A fine comparison of GPU and CPU architecture is described by Niels Hagoort in his blog post “Exploring the GPU Architecture“.
However, due to their architecture, GPUs are not only ideal for graphics applications, but for all applications where a very large number of arithmetic operations have to be executed in parallel. This includes blockchain, ML, AI and any kind of data analysis (number crunching).
What’s the concept behind Bitfusion?
The concept of using physical GPU resources from virtual machines is not new. In previous approaches, the consuming VM had to be on a host system that had a physical GPU resource itself. The GPU could then be used either exclusively by DirectPath I/O, or by Nvidia Grid.
DirectPath I/O provides a PCI resource such as a graphics card (GPU) exclusively to a VM. The GPU cannot be shared with other VMs. Migration of this VM to other hosts (vMotion) is not possible.
Nvidia Grid splits the physical GPU into multiple virtual vGPUs, which can then be used by multiple VMs on the same host.
Both solutions have one thing in common: All VMs that use GPU resources must be located on the same host that has the physical GPU resource. This has implications for cluster design. Either I can run VMs that consume GPU only on selected ESXi hosts, or I must provide all compute hosts with appropriate graphics hardware. GPU and compute are always coupled.
The idea behind Bitfusion
VMware Bitfusion decouples physical GPU resources from consumers by providing physical GPU resources as a pool on the network. Consumers (VMs, containers or bare-metal servers) no longer need to run on the same hardware as the GPU.
Applications can share physical GPU resources that are no longer exclusively allocated to individual VMs. Applications can run on specially prepared VMs, containers, or physical systems. They use GPU compute power from a pool of Bitfusion servers over the LAN, claiming resources only for the duration of an application or session’s execution. The GPU resources are returned to the pool as soon as the respective application or sessions are finished.
The core of a Bitfusion cluster is the Bitfusion Server Appliance. It receives GPU resources from the ESXi host, which are provided to it via DirectPath I/O. One or more appliances are provisioned per ESXi host and multiple appliances can be connected to form a Bitfusion cluster.
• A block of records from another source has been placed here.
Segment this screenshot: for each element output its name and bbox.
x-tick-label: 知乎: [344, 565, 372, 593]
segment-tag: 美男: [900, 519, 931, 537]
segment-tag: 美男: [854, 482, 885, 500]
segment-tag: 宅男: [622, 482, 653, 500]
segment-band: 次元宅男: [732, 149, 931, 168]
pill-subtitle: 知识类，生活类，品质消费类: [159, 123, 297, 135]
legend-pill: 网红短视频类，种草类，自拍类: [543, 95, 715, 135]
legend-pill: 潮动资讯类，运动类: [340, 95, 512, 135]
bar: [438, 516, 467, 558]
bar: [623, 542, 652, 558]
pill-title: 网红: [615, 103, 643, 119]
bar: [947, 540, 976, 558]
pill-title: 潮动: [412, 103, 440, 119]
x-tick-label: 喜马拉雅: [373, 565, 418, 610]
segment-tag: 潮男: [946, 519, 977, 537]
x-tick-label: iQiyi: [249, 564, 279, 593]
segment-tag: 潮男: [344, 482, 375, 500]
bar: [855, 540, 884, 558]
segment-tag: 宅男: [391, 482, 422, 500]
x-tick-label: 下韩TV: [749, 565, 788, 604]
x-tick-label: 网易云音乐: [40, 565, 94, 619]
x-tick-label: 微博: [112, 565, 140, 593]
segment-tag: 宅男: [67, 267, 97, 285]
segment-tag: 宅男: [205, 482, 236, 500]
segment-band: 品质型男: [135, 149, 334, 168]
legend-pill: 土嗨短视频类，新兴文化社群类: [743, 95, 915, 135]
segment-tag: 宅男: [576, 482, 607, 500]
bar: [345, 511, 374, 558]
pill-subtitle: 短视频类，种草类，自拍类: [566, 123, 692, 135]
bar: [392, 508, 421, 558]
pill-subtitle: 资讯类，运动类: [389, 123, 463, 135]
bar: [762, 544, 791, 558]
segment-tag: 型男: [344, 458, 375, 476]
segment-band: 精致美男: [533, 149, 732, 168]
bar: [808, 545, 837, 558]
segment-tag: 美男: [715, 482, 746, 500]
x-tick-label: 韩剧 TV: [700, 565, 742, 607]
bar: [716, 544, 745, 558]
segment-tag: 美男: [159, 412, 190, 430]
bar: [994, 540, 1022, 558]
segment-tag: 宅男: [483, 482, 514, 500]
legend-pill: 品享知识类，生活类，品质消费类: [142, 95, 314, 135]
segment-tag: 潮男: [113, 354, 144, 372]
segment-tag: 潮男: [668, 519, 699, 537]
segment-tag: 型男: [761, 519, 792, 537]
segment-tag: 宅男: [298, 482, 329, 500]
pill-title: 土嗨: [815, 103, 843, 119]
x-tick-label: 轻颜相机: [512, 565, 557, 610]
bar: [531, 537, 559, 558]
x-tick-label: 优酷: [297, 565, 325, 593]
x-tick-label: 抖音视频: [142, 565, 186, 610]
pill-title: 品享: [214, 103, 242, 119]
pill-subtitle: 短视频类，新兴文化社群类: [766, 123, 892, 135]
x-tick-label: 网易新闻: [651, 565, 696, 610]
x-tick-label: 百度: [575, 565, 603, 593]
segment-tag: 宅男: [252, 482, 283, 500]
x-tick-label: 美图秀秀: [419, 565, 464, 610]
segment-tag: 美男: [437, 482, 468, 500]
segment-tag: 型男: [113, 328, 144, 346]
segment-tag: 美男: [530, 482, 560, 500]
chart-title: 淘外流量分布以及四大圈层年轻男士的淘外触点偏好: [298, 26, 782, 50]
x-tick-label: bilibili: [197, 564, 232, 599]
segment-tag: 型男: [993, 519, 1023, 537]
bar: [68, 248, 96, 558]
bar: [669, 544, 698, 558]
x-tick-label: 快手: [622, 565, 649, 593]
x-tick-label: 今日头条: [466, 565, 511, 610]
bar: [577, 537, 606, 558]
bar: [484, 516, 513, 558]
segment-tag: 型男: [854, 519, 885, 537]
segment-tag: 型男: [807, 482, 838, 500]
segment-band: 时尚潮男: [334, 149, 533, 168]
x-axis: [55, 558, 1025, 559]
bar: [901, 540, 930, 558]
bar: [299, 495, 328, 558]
The number of physical GPU per appliance determines how many resources a client can book simultaneously, Currently, a process can only address one Bitfusion server at a time. The Bitfusion Cluster controls the allocation of resources.
- Bitfusion Server: Provides GPU compute resources over the network
- Bitfusion Clients: Consume GPU processing resources from the Bitfusion server. Work packets are transmitted to the Bitfusion server over LAN and the results are in turn sent back to the clients over LAN. The clients write directly to the GPU RAM. Thus, when GPU resources are booked, it is not GPU processing time that is requested, but rather shares of GPU memory.
Client applications transfer program code to the physical GPU via the CUDA API. CUDA is a programming language developed by Nvidia in which parts of the program code are executed on the GPU. The GPU thus acts as a coprocessor of the CPU.
CUDA supports Nvidia graphics cards from version GeForce 8 and Quadro cards from series FX 5600.